Let’s go further and do 2 tests to measure yield
performance and memory consumption. Just to note - these tests are synthetic and listed here only to show yield
in comparison with straight implementation. I'm using BenchmarkDotNet with BenchmarkDotNet.Diagnostics.Windows
diagnostic module. First test compares implementations of method that returns sequence of integers (like Enumerable.Range(start, count)
). First implementation is without iterator, second with:
public int[] Array(int start, int count) {
var numbers = new int[this.count];
for (var i = start; i < this.count; i++)
numbers[i] = this.start + i;
return numbers;
}
public int[] Iterator(int start, int count) {
return IteratorInternal(start, count).ToArray();
}
private IEnumerable<int> IteratorInternal(int start, int count) {
for (var i = start; i < count; ++i)
yield return start + i;
}
Method | Count | Start | Median | StdDev | Gen 0 | Gen 1 | Gen 2 | Bytes Allocated/Op |
Array | 100 | 10 | 91.19 ns | 1.25 ns | 385.01 | - | - | 169.18 |
Iterator | 100 | 10 | 1,173.26 ns | 10.94 ns | 1,593.00 | - | - | 700.37 |
As you can see from results, Array implementation is almost 10 times faster and consumes almost 4 times less memory. Iterator class and separate ToArray
call do their job.
The second test is more complex. It emulates data stream processing. It sequentially selects records with even key and then records with key multiplied by 3. Similar to the previous test, the first implementation is without iterator, second with:
public List<Tuple<int, string>> List(int start, int count) {
var odds = new List<Tuple<int, string>>();
foreach (var record in OddsArray(ReadFromDb(start, count)))
if (record.Item1%3 == 0)
odds.Add(record);
return odds;
}
public List<Tuple<int, string>> Iterator(int start, int count) {
return IteratorInternal(start, count).ToList();
}
private IEnumerable<Tuple<int, string>> IteratorInternal(int start, int count) {
foreach (var record in OddsIterator(ReadFromDb(start, count)))
if (record.Item1%3 == 0)
yield return record;
}
private IEnumerable<Tuple<int, string>> OddsIterator(IEnumerable<Tuple<int, string>> records) {
foreach (var record in records)
if (record.Item1%2 != 0)
yield return record;
}
private List<Tuple<int, string>> OddsArray(IEnumerable<Tuple<int, string>> records) {
var odds = new List<Tuple<int, string>>();
foreach (var record in records)
if (record.Item1%2 != 0)
odds.Add(record);
return odds;
}
private IEnumerable<Tuple<int, string>> ReadFromDb(int start, int count) {
for (var i = start; i < count; ++i)
yield return new KeyValuePair<int, string>(start + i, RandomString());
}
private static string RandomString() {
return Guid.NewGuid().ToString("n");
}
Method | Count | Start | Median | StdDev | Gen 0 | Gen 1 | Gen 2 | Bytes Allocated/Op |
List | 100 | 10 | 43.14 us | 0.14 us | 279.04 | - | - | 4,444.14 |
Iterator | 100 | 10 | 43.22 us | 0.76 us | 231.00 | - | - | 3,760.96 |
In this test, implementations performance is the same, but yield
memory consumption is lower.
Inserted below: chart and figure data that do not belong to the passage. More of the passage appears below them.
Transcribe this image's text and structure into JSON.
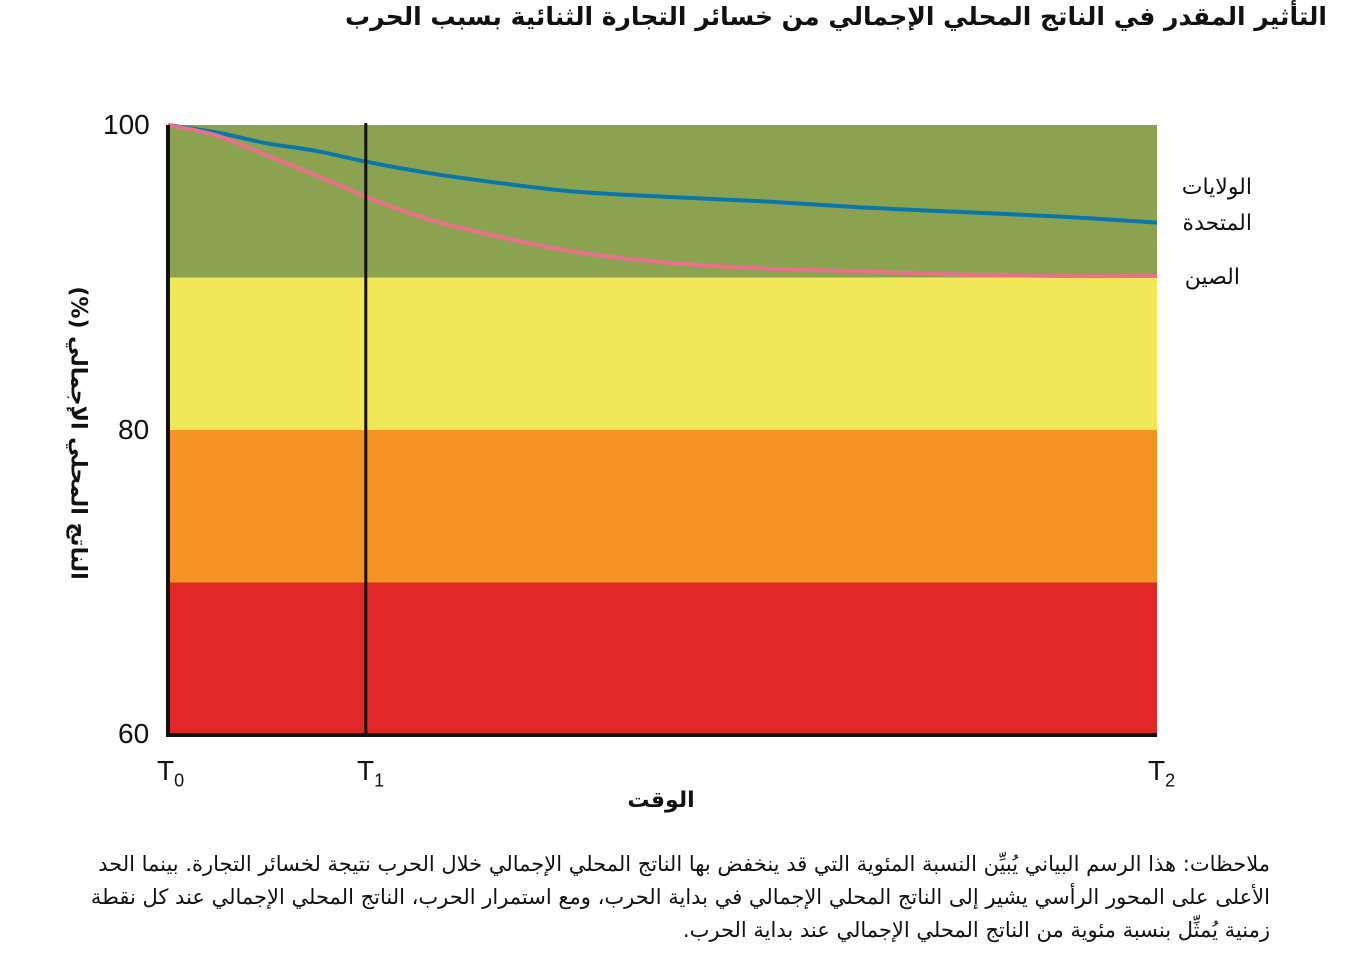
{
  "chart_data": {
    "type": "line",
    "title": "التأثير المقدر في الناتج المحلي الإجمالي من خسائر التجارة الثنائية بسبب الحرب",
    "xlabel": "الوقت",
    "ylabel": "الناتج المحلي الإجمالي (%)",
    "ylim": [
      60,
      100
    ],
    "yticks": [
      "100",
      "80",
      "60"
    ],
    "xlim": [
      0,
      1
    ],
    "xticks": [
      {
        "label": "T",
        "sub": "0",
        "x": 0
      },
      {
        "label": "T",
        "sub": "1",
        "x": 0.2
      },
      {
        "label": "T",
        "sub": "2",
        "x": 1
      }
    ],
    "bands": [
      {
        "from": 90,
        "to": 100,
        "color": "#8ba350"
      },
      {
        "from": 80,
        "to": 90,
        "color": "#f0e858"
      },
      {
        "from": 70,
        "to": 80,
        "color": "#f39325"
      },
      {
        "from": 60,
        "to": 70,
        "color": "#e12727"
      }
    ],
    "vertical_line_x": 0.2,
    "series": [
      {
        "name": "الولايات المتحدة",
        "color": "#0b76aa",
        "x": [
          0,
          0.05,
          0.1,
          0.15,
          0.2,
          0.25,
          0.3,
          0.4,
          0.5,
          0.6,
          0.7,
          0.8,
          0.9,
          1.0
        ],
        "y": [
          100,
          99.5,
          98.8,
          98.3,
          97.6,
          97.0,
          96.5,
          95.7,
          95.3,
          95.0,
          94.6,
          94.3,
          94.0,
          93.6
        ]
      },
      {
        "name": "الصين",
        "color": "#e8708a",
        "x": [
          0,
          0.05,
          0.1,
          0.15,
          0.2,
          0.25,
          0.3,
          0.4,
          0.5,
          0.6,
          0.7,
          0.8,
          0.9,
          1.0
        ],
        "y": [
          100,
          99.3,
          98.0,
          96.7,
          95.3,
          94.1,
          93.2,
          91.8,
          91.0,
          90.6,
          90.4,
          90.2,
          90.1,
          90.1
        ]
      }
    ]
  },
  "legend": {
    "us_line1": "الولايات",
    "us_line2": "المتحدة",
    "china": "الصين"
  },
  "notes": "ملاحظات: هذا الرسم البياني يُبيِّن النسبة المئوية التي قد ينخفض بها الناتج المحلي الإجمالي خلال الحرب نتيجة لخسائر التجارة. بينما الحد الأعلى على المحور الرأسي يشير إلى الناتج المحلي الإجمالي في بداية الحرب، ومع استمرار الحرب، الناتج المحلي الإجمالي عند كل نقطة زمنية يُمثِّل بنسبة مئوية من الناتج المحلي الإجمالي عند بداية الحرب."
}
It's due to the fact that collection is computed only once and we saved memory on allocation only one List<Tuple<int, string>>
.
Considering all the above, I can do a short conclusion. Main disadvantage of yield
is creation of additional iterator class. When sequence is finite and caller doesn't have complex logic, yield
is slower and allocates more memory. Usage of yield
makes sense in cases of data processing when each collection computation causes large memory block allocation. Lazy nature of yield
can help to avoid computation of elements that will be filtered. In such cases, yield
significantly reduces memory consumption and CPU load.